As you drive through Patea, you will catch sight of a large sculpture of a whale skeleton.  This work was created by artist Kim Jarrett and is called the Garden of Tutunui.  Commissioned by the Taranaki Arts Festival Trust for its annual celebrations in 2006, the sculpture was later gifted to the South Taranaki District Council. The TSB Community Trust funded the original manufacture and installation of Tutunui in New Plymouth, and also funded the transfer to and installation of the sculpture in Patea.

The Artist

Landscape designer Kim Jarrett created the sculpture for the Taranaki Arts Festival Trust in 2006 for installation in the Taranaki Rhododendron and Garden Festival. Kim is best known for his part in designing the award-winning The 100% Pure New Zealand Ora garden at the Chelsea Flower Show in 2004.

 

The Story

The story of Tutunui the whale comes from the Pacific islands and also links to Patea traditions. The whale Tutunui is the pet of the great chief Tinirau. When a son is born to Tinirau, the tohunga (priest) Kae is called upon to perform the birth ceremonies and is fed a morsel of flesh from the whale. Tinirau allows Tutunui to take Kae home over the sea.  Remembering the succulent taste of the whale, Kae manipulates the death of Tutunui, and cooks his flesh in an oven, wrapped in koromiko leaves, which hold in the fat and flavour. Kae is found out by Tinirau and put to death.

Tena te kakara o Tutunui - There rises the savoury smell of Tutunui

This whakatauaki (proverb) is handed down as a moral lesson that means we should not covet someone else’s goods or enjoy another person’s property.
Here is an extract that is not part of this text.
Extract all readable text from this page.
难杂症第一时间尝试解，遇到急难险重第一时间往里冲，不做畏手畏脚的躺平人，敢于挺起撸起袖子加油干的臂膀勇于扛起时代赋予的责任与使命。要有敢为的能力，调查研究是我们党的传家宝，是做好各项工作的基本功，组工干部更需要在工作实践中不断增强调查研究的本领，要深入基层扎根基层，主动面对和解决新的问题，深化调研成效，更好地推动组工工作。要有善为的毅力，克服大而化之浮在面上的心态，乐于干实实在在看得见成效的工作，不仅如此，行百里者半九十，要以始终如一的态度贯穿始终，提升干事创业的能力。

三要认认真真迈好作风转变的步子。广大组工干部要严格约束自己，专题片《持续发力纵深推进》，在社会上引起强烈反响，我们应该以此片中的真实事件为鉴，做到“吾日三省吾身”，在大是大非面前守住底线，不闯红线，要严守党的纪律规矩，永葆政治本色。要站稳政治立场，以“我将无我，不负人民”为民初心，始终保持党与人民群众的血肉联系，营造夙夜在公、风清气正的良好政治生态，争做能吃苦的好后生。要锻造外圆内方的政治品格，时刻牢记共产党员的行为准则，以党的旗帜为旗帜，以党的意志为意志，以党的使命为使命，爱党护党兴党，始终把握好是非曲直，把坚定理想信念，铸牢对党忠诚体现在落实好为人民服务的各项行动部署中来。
How was the sculpture made?

The sculpture is about 23 metres long, 7 metres wide and 6 metres high.  It is made of foam covered with fibreglass and bolted onto a specially designed steel frame. Up-lit at night, it creates a subtle eerie effect. Extensive planting of local and Pacific shrubs link to the origins of the story.  Visitors are invited to stop and look and rest in the paradise that belongs to Tutunui.

A Community Project

Bringing the sculpture to Patea was an initiative led by Ngati Ruanui and Ngaa Rauru Iwi and later endorsed by the community of Patea and supported by Patea Community Board.  A range of consultation processes confirmed the desire of the people of Patea for Tutunui to come to their town. All individuals and community groups worked in successful partnership with the Council.